I say: start with the people the services are for. What do they want? As cooperative principles tell us, active engagement in decision-making and priority setting is key. Enable those users and their families to be partners in designing and commissioning services.
How do we do this? Thankfully, I think we have part of the answer already: providers, rooted in their community, with strong links to families and carers, showcase glimpses of what an effective system looks like.
A good example is Heywood-based learning disability service PossAbilities. The service was ‘spun out’ of Rochdale Council in 2014 as a Community Interest Company with its staff as members. Strong links with the community and families is central to how it works. A service-user forum, run by a non-executive board member, helps it to constantly adapt its services. It recruits locally and staff are encouraged to try new things using their professional judgement. None of its employees have far to travel to work. When you visit, the effect of these things is tangible: to its services users, families and staff it is a community of people, all with a stake in success and that are there to look after each other. Success has brought contracts in neighbouring areas but at heart it remains a community organisation.

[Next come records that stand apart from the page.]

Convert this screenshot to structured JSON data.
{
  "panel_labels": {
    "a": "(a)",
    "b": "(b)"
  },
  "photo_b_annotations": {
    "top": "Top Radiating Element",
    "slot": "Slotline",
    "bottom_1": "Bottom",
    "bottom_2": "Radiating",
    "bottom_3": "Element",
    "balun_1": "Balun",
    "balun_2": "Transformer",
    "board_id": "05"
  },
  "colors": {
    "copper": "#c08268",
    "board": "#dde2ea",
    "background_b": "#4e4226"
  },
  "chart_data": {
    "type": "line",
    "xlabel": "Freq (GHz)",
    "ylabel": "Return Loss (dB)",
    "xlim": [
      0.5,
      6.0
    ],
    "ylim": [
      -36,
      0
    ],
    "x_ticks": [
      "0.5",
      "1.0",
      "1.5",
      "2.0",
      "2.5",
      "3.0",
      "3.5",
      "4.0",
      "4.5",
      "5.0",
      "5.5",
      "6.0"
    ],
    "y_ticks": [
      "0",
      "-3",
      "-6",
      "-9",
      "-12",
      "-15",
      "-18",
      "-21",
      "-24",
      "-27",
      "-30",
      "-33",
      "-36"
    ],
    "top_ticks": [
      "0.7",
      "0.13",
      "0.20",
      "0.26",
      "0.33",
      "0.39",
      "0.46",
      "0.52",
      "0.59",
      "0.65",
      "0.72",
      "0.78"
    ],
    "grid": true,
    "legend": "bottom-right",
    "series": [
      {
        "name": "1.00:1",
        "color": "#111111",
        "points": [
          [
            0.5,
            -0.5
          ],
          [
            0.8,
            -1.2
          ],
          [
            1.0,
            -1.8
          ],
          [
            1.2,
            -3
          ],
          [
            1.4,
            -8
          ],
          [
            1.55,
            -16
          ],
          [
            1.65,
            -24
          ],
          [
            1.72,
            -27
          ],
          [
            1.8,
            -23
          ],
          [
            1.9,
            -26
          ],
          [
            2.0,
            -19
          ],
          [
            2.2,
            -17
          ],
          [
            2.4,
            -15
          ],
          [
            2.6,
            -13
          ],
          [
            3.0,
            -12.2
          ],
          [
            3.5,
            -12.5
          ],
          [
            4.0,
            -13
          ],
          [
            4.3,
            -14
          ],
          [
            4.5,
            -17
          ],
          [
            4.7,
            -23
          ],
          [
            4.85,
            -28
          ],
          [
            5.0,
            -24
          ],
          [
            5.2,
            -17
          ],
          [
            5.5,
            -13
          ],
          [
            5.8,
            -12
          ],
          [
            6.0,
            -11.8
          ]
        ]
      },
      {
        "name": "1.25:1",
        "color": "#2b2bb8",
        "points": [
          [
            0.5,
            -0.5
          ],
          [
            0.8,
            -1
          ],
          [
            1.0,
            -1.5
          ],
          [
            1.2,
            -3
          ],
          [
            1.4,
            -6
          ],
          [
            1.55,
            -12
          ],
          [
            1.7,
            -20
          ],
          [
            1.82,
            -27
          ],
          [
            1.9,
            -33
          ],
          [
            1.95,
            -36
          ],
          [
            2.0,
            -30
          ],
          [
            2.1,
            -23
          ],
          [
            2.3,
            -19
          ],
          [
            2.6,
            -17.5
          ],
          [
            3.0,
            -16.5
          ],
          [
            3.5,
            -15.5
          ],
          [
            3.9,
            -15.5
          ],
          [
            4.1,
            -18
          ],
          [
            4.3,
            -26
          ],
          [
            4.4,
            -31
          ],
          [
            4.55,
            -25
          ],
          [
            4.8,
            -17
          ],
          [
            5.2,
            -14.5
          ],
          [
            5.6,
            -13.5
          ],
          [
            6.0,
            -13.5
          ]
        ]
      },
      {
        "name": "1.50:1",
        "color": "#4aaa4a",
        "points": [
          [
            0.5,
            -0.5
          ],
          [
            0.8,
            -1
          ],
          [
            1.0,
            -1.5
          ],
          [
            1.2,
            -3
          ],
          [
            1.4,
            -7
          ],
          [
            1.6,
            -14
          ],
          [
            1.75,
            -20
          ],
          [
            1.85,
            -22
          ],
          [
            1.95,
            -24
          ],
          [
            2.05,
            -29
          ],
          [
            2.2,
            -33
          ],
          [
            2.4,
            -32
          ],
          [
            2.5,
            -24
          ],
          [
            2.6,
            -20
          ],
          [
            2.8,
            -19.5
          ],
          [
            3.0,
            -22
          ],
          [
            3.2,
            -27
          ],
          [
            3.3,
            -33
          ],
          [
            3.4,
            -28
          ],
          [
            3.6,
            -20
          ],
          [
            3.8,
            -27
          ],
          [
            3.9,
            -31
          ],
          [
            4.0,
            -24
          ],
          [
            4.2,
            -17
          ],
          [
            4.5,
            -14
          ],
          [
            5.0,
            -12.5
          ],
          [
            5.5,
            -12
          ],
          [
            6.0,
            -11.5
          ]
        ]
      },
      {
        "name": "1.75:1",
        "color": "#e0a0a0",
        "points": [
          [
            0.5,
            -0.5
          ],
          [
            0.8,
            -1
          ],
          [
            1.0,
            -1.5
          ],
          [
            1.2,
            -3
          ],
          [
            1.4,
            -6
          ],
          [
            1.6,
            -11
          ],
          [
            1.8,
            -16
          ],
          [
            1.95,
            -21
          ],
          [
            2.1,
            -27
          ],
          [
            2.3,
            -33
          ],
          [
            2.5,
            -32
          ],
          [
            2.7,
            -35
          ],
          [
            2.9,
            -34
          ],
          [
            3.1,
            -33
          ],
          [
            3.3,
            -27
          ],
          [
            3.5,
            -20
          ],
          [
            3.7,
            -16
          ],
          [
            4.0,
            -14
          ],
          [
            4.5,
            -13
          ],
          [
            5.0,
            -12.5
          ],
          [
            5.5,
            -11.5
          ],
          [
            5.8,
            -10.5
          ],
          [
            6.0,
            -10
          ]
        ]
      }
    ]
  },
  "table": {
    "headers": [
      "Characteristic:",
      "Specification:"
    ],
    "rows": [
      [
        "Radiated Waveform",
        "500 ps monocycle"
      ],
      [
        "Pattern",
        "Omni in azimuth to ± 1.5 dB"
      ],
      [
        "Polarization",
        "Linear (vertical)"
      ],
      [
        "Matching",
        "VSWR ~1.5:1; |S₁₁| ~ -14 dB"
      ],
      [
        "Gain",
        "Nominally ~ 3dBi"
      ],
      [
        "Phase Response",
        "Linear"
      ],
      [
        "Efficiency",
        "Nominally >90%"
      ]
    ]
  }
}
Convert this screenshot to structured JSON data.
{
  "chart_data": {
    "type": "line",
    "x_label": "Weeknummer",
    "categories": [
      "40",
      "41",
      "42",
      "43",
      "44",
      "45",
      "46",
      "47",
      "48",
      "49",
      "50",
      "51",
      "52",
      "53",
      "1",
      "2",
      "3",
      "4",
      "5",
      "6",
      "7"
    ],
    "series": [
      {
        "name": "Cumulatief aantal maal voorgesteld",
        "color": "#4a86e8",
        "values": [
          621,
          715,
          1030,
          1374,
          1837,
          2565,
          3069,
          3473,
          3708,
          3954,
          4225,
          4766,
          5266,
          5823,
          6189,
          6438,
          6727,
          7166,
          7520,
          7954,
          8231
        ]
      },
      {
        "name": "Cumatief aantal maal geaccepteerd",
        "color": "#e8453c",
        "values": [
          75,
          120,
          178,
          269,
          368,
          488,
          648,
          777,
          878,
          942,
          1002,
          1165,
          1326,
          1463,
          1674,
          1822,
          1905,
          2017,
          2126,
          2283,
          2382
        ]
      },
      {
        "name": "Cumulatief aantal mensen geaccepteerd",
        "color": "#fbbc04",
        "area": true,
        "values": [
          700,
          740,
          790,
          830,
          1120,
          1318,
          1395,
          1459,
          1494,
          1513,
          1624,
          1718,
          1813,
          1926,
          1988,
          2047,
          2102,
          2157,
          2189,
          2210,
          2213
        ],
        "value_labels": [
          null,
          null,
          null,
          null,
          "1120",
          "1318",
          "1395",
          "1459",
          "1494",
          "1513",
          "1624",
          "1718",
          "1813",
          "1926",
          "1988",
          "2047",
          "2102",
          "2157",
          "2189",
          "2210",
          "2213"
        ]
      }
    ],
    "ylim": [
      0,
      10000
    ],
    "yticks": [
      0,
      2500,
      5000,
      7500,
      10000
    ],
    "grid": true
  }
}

Elsewhere, the Methodist Homes Association is the largest charitable provider of care homes for older people in the UK and known for its personalised and high quality care with ties to its local areas. In the West Midlands, social enterprise Agewell helps older people to maintain their independence at home, the Holy Grail of adult social care. Similarly, Leading Lives in Suffolk is an employee owned mutual that supports people with learning disabilities within residential homes or the community, with a focus on independence and friendships.
These models are not an answer to all of the problems faced by adult social care. There is no way round the need for more money in the system. But examples like these, embedded in local communities and based on cooperative principles of engagement, democracy, coproduction and social value, can be the basis for the care that we want to see for our loved ones.
An alternative vision is to fully nationalise the provision of care. But centralising a service that needs to be sensitive to local and personal circumstances won’t provide the care that people say they want. Squaring individuals’ desire for connectedness with the inevitable standardisation of a national services is too much of a leap. The appeal of organisations rooted in their communities is precisely that they are not part of a national system.
I think the focus of a cooperative approach to social care should be on encouraging the development of local provision rooted in the community, including models of public service mutual, social enterprise, charities and publicly-owned companies. These organisations can provide a local, plural response to people’s needs that is as close to what people want as we can get.
Central government should support this by creating an environment that encourages entrants to the market, funds innovative models, gives new providers scope to build viable business models, and facilitate access to finance. The national system must set the conditions for a plurality of local provision to flourish.
After the shocks faced by public services over the last decade, there is both the opportunity and momentum for change. To succeed, adult social care needs to be a cooperative ecosystem of local providers, linked to their communities, that can humanise care.